It’s great that you have a marketing plan, now you must determine how you will pay for your outreach efforts. In Part I of this series, we focused on how to develop a killer marketing plan. Now you need to budget what you will spend on marketing. Creating a budget is not always the fun part of marketing. But taking the time to plan and determine how much money you can spend will help set you up for success as you move your business forward.
It’s also important to be realistic and prioritize your resources. It’s tempting to want to spend money to do everything. But the reality is you don’t need to do that to successfully market your business. You do, however, need to be strategic about what you spend resources on and whether they will generate results. Here are five steps to help you set up your marketing budget.
- Start with your sales goals. Compare marketing costs to the number of sales you need to generate to get the cost of marketing per customer. Sales and marketing must complement each other. This means your marketing activities must be focused to generate the number of sales leads that you need to meet your financial projections. One way to do this is focus on a 30-day sales goal for your monthly marketing plans. What you want to avoid is overspending on marketing if you’re not going to make up that money in sales.

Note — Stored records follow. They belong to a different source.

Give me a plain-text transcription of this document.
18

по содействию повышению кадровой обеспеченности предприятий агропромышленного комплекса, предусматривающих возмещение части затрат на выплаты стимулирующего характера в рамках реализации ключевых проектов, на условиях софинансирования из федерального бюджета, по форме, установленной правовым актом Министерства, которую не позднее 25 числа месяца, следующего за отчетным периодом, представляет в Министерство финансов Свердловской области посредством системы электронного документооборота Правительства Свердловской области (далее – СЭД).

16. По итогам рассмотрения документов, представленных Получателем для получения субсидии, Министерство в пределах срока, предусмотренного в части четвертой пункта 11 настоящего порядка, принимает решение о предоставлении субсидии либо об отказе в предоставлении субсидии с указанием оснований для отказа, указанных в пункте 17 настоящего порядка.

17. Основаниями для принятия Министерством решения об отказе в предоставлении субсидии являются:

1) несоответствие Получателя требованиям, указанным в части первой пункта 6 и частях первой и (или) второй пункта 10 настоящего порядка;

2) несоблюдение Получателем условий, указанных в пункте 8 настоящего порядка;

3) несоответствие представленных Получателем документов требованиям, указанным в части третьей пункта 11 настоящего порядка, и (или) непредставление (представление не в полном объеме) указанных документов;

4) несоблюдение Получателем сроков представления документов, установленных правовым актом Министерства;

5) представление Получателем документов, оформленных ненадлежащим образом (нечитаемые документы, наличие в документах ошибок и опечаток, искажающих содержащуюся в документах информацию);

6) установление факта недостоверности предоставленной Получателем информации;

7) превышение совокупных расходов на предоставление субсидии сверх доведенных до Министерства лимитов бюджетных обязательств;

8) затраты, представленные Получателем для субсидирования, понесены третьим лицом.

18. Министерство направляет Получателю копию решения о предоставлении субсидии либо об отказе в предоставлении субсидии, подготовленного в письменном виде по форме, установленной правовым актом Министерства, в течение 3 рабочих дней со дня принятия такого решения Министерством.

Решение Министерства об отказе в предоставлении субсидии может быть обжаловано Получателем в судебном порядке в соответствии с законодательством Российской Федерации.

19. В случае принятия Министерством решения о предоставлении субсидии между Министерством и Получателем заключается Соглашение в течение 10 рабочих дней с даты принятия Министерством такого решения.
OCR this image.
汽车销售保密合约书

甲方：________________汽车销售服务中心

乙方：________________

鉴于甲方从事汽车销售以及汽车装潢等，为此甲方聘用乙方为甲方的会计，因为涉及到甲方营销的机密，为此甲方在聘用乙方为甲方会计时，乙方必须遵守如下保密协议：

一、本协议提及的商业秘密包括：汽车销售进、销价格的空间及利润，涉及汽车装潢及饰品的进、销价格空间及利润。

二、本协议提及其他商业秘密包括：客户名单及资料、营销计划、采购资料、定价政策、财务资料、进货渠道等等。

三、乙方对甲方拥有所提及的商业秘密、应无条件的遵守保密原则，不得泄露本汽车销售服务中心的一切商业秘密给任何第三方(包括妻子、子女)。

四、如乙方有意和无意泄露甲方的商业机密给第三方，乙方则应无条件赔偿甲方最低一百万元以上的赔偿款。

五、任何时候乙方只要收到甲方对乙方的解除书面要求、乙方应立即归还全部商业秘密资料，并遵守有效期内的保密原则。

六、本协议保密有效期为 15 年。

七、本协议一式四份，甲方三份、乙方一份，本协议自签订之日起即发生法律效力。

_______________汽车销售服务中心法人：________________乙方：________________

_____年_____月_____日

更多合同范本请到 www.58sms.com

- Create methods to measure the return on investment of your marketing campaigns. You need to realize the highest possible return on investment (ROI) on each marketing dollar spent. ROI is the amount of money you are getting back from the dollars that you put into executing marketing activities. If any of the tactics that you’re using – events, coupons, direct mail, or social media – aren’t providing a return, then don’t continue to waste money on it.
- Measure your cost per acquisition. Calculate the rate at which you can convert leads into sales, and then determine what resources you’ll need to generate that number of new leads. For example, perhaps you spend $100 each month to create Facebook ads to target your prospective customers. This generates 100 leads, which are determined from people who click on the Facebook ad and visit your website to sign up to learn more about your company. Of those 100 leads, 50 become buying customers. You’ve essentially spent $2 per customer acquisition from Facebook ads.
- Track your marketing programs closely and make them flexible enough to change with market conditions. You may have your heart set on a particular marketing tactic, but if it doesn’t support your overall business or the numbers just aren’t working in your favor, stop that tactic and try something else. For example, Facebook may change its algorithms in a way that makes it difficult for people to see your social updates on your site. You can’t control that market condition. If this happens and people suddenly stop responding to your social media presence, be flexible enough to change your marketing strategy to another tactic.
- Allocate funding for future marketing efforts to continue to attract customers. Like with many activities, doing the same thing over time will get boring and can stop yielding results. Make sure you budget for future marketing projects that may attract new customers. Don’t rely on the same tactics forever when there may be different and better (not to mention cheaper) ways to attract leads.
It’s important that you are as accurate as possible in your estimation of the costs of your marketing tactics. There’s nothing worse than finding out at the last minute that you don’t have the money for some important marketing initiative. Making the time to create your budget before you start spending will help you avoid those situations.